Studies have shown that an immediate response to treatment is usually not seen after the treatment of gamma knife radiosurgery. Regis et al., reported that the pain relief was seen after a median delay of 10 days (range: 0–25 weeks). This period of time is important in deciding further treatment for the patient. If an immediate response is desired, an MVD, or a local treatment including percutaneous glycerol rhizotomy, thermocoagulation, or balloon microcompression may be used as a preferred treatment option instead of radiosurgical treatment. In our study, the pain relief was seen after a median time of 1 month (range: 1 week–6 months) after gamma knife radiosurgery. This suggests that gamma knife radiosurgery provides pain relief in a clinically acceptable time frame in patients with TN.
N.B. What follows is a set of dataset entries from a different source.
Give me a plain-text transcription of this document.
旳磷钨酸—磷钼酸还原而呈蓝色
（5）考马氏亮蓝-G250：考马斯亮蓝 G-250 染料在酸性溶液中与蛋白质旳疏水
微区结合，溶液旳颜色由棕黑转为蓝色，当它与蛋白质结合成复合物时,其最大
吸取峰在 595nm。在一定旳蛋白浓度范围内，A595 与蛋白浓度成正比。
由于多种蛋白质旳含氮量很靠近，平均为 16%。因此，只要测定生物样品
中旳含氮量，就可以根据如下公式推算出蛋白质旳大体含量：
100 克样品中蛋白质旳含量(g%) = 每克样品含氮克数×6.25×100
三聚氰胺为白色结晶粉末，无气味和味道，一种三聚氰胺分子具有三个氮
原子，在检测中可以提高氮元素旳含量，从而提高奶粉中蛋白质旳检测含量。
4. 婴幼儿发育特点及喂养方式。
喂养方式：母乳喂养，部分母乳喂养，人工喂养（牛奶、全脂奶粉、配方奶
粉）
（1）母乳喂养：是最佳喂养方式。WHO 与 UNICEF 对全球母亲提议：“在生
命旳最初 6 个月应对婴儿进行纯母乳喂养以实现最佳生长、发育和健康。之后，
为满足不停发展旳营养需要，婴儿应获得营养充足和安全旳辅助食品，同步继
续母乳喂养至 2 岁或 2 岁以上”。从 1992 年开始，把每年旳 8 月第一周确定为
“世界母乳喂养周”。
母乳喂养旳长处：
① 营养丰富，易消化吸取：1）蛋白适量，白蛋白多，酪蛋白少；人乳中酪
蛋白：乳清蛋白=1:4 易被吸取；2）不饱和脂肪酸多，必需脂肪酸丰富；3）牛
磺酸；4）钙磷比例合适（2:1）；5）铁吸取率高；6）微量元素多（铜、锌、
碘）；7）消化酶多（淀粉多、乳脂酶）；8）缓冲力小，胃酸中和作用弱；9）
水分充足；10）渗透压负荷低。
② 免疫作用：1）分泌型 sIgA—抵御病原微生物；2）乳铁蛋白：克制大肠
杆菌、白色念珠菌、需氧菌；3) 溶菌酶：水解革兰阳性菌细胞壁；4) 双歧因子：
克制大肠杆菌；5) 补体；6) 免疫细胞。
Dieckmann et al., and Steiger et al., reported that 91% and 84% of the patients, respectively, were pain-free after treatment with percutaneous glycerol rhizotomy. The two series, however, reported the risk of developing complications, including facial hypoesthesia in 45% and 44% of their patients, respectively. This shows that the treatment with percutaneous glycerol rhizotomy is associated with a relatively high risk of complications. Also, the duration of pain relief was not found to be a long-lasting one with the local procedures. Compared to these local procedures, gamma knife radiosurgery may provide an effective treatment option with a low risk for the patients.
The standard therapy of TN with a vascular compression of the fifth cranial nerve is MVD. Tyler-Kabara et al., investigated 1185 patients with TN who underwent MVD. The mean follow-up duration of the patients was 6.2 years. After 1 year of treatment, 80% of the patients were pain-free. After a follow-up duration of 10 years, 70% of the patients were pain-free. MVD therapy is more invasive compared with radiosurgery, but shows a higher control rate of the disease and a faster time to recovery from the TN.,, On the contrary, older patients and those with comorbidities would have a higher risk of surgical complications. Gamma knife radiosurgery provides an effective and a noninvasive treatment option for this group of patients.
We report our preliminary results on patients with TN treated with gamma knife radiosurgery. Our study has some limitations. The number of patients in our recruited cohort was limited and we did not have a long-term follow-up of these patients. Also, we did not compare the outcome of gamma knife radiosurgery with that of other treatment options including MVD and local procedures.
Our results suggest that gamma knife radiosurgery provides an effective treatment option in patients with TN with an acceptable complication risk rate. Further studies with larger cohorts are warranted to assess the long-term results of gamma knife treatment in patients with TN.
The authors declare no conflict of interest and no financial support was received.